Alberta curriculum is based on learner outcomes that identify what students need to do in order to demonstrate their attainment of these outcomes. Until we engage in assessment to gather this evidence, we cannot say with assurance that learning has taken place. Assessment is an integral part of teaching and learning.
The new Alberta Social Studies Program of Studies "provides opportunities for students to develop the attitudes, skills and knowledge that will enable them to become engaged, active, informed and responsible citizens" (Alberta Education 2005, p.1). In order to accomplish these goals, teachers will need to create classrooms where the focus of instruction and assessment is on critical thinking and inquiry.
Such classrooms will be visibly different from classrooms of the past.
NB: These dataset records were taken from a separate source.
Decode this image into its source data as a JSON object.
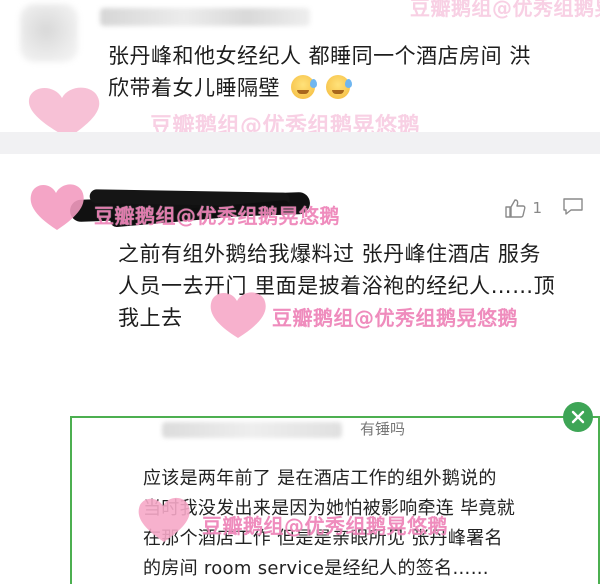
{
  "top_comment": {
    "line1": "张丹峰和他女经纪人 都睡同一个酒店房间 洪",
    "line2": "欣带着女儿睡隔壁",
    "emoji": [
      "cold-sweat-emoji",
      "cold-sweat-emoji"
    ],
    "watermark_faded": "豆瓣鹅组@优秀组鹅晃悠鹅"
  },
  "reply_comment": {
    "watermark": "豆瓣鹅组@优秀组鹅晃悠鹅",
    "like_count": "1",
    "line1": "之前有组外鹅给我爆料过 张丹峰住酒店 服务",
    "line2": "人员一去开门 里面是披着浴袍的经纪人……顶",
    "line3": "我上去",
    "watermark2": "豆瓣鹅组@优秀组鹅晃悠鹅"
  },
  "inset": {
    "caption": "有锤吗",
    "line1": "应该是两年前了 是在酒店工作的组外鹅说的",
    "line2": "当时我没发出来是因为她怕被影响牵连 毕竟就",
    "line3": "在那个酒店工作 但是是亲眼所见 张丹峰署名",
    "line4": "的房间 room service是经纪人的签名……",
    "watermark": "豆瓣鹅组@优秀组鹅晃悠鹅"
  },
  "colors": {
    "accent_green": "#4caf50",
    "watermark_pink": "#ec78b2",
    "heart_pink": "#f6a8c8"
  }
}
Rather than a focus on covering a defined set of knowledge outcomes, students will be engaged in asking meaningful, purposeful questions that arise from their study. Students will be encouraged to "approach any task, problem or issue in an open-minded manner, to look carefully at the various options and to reach reasonable conclusions based on careful assessment of relevant factors" (The Critical Thinking Consortium 2005, p. 3). Assessment experiences that consider multiple plausible answers provide opportunities for students to think critically about the knowledge, skills and attitudes of the program of studies.
Critical thinking is:
- a complex activity, not a set of generic skills
- concerned with judging or evaluating what is reasonable or sensible in a situation
- focused on quality of reasoning, not on performing a specific set of mental operations
- dependent on the possession of relevant knowledge
- done in endless contexts and is required whenever the situation is problematic
- is effortful but not necessarily negative.
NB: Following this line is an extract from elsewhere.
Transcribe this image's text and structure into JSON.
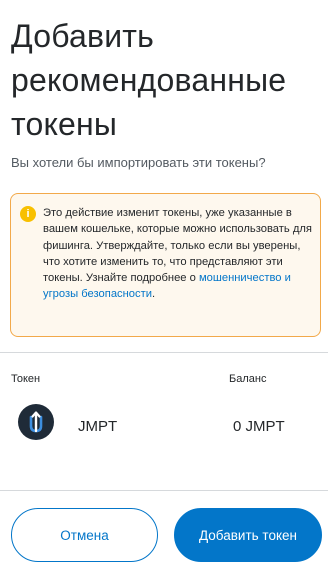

In essence, "critical thinking is about being thoughtful about everything students do and study in school" (The Critical Thinking Consortium 2005, p. 3).
Creative thinking is a companion skill to critical thinking. A creative solution finds ways to use existing knowledge and skills in new ways to arrive at a solution that meets established criteria. Simply encouraging students to “think outside the box” is insufficient. Creativity is not a random generation of ideas but rather is guided by a purpose. Thinking outside the box with no criteria to guide their thinking does not help students to arrive at plausible, feasible or even relevant solutions to the problems and challenges they will face. When both critical and creative thinking are properly employed, teachers and students see how ingenuity results from the application of skills and knowledge in a critically thoughtful manner.
To nurture critically thoughtful learners, teachers need to teach in a critically thoughtful manner. The teacher’s role changes from that of a provider of knowledge and information to that of a facilitator and mentor. This approach to teaching and learning requires an adjustment to the commonly-held understandings of assessment.